Just as your car insurance rates can vary based on the type of car you have, so can your boat insurance rates. Insurance companies look at the type of boat you’ve purchased, the value, and the horsepower of the engine. They also consider how and where the boat is stored.
Boat insurance works similarly to auto insurance. You will have coverage for 3rd party bodily injury and property damage (damage to others) as well as coverage for physical damage to your boat. Just as with auto and home insurance, general wear and tear is not covered.
What Can I Do to Decrease My Insurance Costs?
Start by reevaluating the value of your boat each year. Boats age and the market is competitive. Many policies base your premiums on either actual cash value (the actual value of the boat on the day it is damaged) or an agreed value (a negotiated amount that is often worth more); the latter being more common with luxury vessels or yachts. As your boat ages and the value decreases, so should the value you are insuring it for. Once your boat reaches a certain age, you may even consider carrying liability coverage only.
Consider how often you use your boat and adjust accordingly. If you live in Florida, you may use your boat all year. If you live in NJ, you’re probably running it from Spring through early Fall and then storing it for the winter. Some companies will either modify your coverage or allow you to switch to a port risk policy – one that drops the liability but still insures you for damage or theft while in storage. Consider what type of coverage you really need for the off-season.

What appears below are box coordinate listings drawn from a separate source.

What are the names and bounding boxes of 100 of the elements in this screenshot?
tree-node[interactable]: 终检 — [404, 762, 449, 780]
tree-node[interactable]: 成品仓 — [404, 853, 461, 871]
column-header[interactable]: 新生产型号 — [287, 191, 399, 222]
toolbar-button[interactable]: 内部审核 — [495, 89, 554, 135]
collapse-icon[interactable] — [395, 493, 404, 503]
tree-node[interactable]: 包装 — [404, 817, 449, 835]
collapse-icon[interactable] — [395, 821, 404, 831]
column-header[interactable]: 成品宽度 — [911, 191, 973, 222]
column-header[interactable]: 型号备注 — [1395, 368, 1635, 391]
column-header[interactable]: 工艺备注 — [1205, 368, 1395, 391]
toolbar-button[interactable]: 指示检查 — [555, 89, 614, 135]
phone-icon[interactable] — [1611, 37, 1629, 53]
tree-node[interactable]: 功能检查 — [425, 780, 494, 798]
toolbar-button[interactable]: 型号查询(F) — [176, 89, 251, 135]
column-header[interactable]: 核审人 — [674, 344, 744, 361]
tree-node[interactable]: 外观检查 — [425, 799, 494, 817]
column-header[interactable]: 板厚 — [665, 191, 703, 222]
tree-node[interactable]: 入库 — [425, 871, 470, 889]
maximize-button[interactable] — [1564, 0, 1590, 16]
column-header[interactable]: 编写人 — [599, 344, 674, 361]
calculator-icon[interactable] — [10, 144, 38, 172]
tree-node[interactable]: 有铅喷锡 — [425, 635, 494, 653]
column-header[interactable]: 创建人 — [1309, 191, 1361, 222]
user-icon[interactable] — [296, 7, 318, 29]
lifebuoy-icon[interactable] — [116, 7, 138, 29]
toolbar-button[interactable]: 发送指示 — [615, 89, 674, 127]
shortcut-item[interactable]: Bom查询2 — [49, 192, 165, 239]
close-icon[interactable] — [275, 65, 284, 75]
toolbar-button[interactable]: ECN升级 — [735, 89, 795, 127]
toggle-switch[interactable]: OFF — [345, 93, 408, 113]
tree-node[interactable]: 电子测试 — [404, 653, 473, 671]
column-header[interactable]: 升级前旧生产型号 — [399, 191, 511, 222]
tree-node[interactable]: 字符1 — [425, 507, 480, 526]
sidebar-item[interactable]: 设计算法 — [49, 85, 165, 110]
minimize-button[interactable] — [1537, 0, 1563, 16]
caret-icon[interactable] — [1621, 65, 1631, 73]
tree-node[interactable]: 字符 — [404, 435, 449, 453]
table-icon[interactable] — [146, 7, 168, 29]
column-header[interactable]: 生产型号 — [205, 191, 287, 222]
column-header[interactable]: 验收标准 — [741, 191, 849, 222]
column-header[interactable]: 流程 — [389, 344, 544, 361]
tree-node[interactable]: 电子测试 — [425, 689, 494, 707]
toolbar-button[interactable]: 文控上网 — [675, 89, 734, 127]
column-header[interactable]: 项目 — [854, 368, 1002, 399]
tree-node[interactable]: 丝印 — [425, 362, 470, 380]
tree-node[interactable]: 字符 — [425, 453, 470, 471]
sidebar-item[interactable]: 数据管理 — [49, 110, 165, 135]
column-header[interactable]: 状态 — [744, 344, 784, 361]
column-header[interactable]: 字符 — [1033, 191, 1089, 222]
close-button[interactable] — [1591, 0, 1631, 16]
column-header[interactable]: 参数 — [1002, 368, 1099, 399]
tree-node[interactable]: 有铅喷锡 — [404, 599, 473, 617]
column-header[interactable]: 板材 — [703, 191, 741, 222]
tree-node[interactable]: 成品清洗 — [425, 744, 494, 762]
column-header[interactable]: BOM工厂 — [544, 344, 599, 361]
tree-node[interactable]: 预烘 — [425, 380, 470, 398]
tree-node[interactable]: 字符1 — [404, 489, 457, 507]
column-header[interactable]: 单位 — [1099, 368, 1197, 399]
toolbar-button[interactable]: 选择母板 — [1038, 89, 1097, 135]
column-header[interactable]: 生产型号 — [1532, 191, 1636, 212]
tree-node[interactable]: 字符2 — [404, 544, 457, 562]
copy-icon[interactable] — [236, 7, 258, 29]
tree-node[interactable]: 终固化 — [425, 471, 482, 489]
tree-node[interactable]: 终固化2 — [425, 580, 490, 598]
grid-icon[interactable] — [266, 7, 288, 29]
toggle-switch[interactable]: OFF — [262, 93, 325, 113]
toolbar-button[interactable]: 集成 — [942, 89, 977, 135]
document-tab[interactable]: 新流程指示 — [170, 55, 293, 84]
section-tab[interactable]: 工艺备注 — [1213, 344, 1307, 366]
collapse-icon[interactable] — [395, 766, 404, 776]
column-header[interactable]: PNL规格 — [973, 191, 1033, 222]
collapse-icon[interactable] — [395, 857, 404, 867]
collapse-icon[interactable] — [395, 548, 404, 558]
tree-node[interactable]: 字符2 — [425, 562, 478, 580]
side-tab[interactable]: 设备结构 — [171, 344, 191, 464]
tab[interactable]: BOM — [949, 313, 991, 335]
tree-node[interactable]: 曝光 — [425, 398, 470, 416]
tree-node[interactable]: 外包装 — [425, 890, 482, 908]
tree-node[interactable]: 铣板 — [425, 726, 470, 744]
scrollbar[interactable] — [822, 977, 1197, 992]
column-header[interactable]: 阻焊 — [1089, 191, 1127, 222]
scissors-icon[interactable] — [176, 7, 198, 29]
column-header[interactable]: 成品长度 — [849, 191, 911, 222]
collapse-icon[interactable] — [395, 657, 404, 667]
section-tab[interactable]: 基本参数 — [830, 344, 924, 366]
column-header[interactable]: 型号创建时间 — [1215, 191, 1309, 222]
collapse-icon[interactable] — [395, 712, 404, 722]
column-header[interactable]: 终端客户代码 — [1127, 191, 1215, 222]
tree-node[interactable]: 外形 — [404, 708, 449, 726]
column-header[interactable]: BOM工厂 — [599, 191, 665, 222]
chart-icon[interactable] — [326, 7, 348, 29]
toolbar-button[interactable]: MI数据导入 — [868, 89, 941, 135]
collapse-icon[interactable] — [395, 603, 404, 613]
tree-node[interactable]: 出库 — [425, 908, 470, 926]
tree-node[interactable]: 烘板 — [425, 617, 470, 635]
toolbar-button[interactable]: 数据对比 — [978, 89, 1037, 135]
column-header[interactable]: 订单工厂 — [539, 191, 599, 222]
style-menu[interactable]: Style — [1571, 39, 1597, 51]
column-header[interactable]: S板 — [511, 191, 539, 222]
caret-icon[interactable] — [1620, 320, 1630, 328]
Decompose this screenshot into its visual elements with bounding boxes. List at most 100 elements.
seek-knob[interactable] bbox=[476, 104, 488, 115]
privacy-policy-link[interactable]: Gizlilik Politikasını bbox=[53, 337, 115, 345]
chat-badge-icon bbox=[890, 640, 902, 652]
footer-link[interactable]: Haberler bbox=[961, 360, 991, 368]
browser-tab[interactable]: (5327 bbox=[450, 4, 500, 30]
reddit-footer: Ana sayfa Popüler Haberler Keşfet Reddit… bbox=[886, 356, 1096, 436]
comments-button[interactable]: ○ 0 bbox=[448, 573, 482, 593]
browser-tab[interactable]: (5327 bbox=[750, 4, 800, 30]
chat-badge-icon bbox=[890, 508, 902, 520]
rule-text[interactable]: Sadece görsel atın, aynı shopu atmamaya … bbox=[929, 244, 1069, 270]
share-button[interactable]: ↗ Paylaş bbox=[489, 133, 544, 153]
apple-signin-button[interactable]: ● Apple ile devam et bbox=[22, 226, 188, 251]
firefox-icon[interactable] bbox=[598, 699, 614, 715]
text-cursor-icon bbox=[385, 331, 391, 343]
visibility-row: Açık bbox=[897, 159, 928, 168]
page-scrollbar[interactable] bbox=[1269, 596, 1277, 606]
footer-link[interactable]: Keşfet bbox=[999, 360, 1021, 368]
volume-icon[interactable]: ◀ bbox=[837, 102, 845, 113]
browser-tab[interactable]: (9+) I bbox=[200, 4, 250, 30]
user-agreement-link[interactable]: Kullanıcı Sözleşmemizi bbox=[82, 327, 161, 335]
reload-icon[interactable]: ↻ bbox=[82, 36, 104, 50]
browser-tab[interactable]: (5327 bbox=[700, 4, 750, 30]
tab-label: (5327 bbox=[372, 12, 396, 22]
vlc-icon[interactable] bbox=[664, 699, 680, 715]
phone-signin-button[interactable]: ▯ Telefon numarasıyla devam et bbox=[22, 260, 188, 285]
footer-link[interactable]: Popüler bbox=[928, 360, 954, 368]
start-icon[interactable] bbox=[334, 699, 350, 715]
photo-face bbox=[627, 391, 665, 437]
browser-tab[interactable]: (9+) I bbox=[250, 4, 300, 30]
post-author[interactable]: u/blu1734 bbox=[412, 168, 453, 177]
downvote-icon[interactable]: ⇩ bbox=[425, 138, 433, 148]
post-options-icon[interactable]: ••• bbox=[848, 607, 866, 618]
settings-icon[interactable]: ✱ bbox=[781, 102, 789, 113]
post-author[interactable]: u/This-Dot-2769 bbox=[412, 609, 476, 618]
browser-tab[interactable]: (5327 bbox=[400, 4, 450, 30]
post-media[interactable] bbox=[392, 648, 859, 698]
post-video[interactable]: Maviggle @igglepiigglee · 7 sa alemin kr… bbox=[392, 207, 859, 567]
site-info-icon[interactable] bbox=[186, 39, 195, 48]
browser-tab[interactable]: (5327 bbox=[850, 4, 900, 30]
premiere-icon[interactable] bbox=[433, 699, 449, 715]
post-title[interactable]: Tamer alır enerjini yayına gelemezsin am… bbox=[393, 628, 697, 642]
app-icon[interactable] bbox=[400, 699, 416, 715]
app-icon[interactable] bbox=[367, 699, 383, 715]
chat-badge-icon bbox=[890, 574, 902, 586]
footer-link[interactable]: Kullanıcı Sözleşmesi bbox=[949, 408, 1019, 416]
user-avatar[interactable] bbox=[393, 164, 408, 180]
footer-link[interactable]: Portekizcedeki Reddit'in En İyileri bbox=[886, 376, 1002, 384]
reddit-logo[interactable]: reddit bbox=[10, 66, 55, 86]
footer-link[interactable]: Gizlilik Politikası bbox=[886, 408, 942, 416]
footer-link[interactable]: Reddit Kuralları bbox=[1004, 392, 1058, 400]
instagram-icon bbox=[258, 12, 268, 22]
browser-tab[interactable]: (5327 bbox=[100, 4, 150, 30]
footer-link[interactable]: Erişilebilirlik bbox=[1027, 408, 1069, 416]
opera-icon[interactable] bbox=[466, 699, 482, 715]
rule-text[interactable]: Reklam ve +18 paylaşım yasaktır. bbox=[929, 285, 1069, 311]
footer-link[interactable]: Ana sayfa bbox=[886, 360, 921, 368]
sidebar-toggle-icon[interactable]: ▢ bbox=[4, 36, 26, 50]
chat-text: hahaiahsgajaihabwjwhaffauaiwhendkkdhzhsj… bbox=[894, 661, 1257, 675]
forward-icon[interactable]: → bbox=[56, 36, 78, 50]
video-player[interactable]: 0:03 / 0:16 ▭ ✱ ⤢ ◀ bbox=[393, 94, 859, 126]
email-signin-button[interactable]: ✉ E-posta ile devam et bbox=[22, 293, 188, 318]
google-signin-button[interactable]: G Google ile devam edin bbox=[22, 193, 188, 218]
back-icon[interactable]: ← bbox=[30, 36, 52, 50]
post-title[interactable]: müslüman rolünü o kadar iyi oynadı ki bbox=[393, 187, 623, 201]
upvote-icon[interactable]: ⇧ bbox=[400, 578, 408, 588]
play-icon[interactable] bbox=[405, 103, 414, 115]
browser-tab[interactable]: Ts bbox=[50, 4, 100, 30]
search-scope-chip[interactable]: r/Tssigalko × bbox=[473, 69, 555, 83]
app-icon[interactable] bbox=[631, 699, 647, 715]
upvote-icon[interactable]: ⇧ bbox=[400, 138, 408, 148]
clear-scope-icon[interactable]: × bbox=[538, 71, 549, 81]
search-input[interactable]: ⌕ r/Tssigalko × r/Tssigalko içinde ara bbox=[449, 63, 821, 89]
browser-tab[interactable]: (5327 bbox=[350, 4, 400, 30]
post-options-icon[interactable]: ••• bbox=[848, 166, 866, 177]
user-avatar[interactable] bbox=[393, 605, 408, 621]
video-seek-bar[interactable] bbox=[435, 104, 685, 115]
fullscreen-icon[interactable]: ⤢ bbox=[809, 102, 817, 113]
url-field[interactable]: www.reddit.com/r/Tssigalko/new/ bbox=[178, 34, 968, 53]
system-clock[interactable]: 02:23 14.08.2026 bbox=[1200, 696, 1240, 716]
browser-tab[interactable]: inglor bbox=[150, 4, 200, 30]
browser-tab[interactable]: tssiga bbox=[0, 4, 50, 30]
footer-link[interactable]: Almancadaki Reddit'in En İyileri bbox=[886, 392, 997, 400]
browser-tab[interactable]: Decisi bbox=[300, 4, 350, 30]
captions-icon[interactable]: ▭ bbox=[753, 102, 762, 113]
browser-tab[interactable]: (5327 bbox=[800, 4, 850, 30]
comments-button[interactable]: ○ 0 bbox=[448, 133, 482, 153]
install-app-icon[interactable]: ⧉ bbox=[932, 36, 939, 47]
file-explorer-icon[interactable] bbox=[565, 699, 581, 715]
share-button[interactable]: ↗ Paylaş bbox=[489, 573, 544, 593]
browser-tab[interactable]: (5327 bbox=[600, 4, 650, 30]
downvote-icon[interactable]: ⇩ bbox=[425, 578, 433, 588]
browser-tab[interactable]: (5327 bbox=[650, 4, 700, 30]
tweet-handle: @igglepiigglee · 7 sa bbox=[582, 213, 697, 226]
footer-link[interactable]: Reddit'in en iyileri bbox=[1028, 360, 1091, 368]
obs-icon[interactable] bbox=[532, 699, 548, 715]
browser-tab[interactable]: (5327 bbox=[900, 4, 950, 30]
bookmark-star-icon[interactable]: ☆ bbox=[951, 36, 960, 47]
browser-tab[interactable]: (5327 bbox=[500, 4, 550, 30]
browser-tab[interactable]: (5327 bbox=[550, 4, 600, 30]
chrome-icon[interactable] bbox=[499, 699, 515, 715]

Review your deductibles and your financial abilities and obligations. Is a small accident something you would be able to pay out of pocket? Perhaps you should raise your deductible to $500 or $1,000 and pay anything beneath that on your own.
Take a safe boating course. Many insurance companies will give you a small discount after you provide proof of successful completion; a discount similar to safe driving discounts.
If you’re financially able, many insurance companies give you an additional discount for paying your premium in-full at the beginning of the year. Many offer as much as 10%, so it’s something to consider.
Most importantly, talk to your insurance agent about your current boat policy and make sure you are comparing all of your options carefully. Liability coverage, medical coverage, salvage and wreck removal, fuel spills, and uninsured boaters coverage are all standard, but these may be treated differently by each company.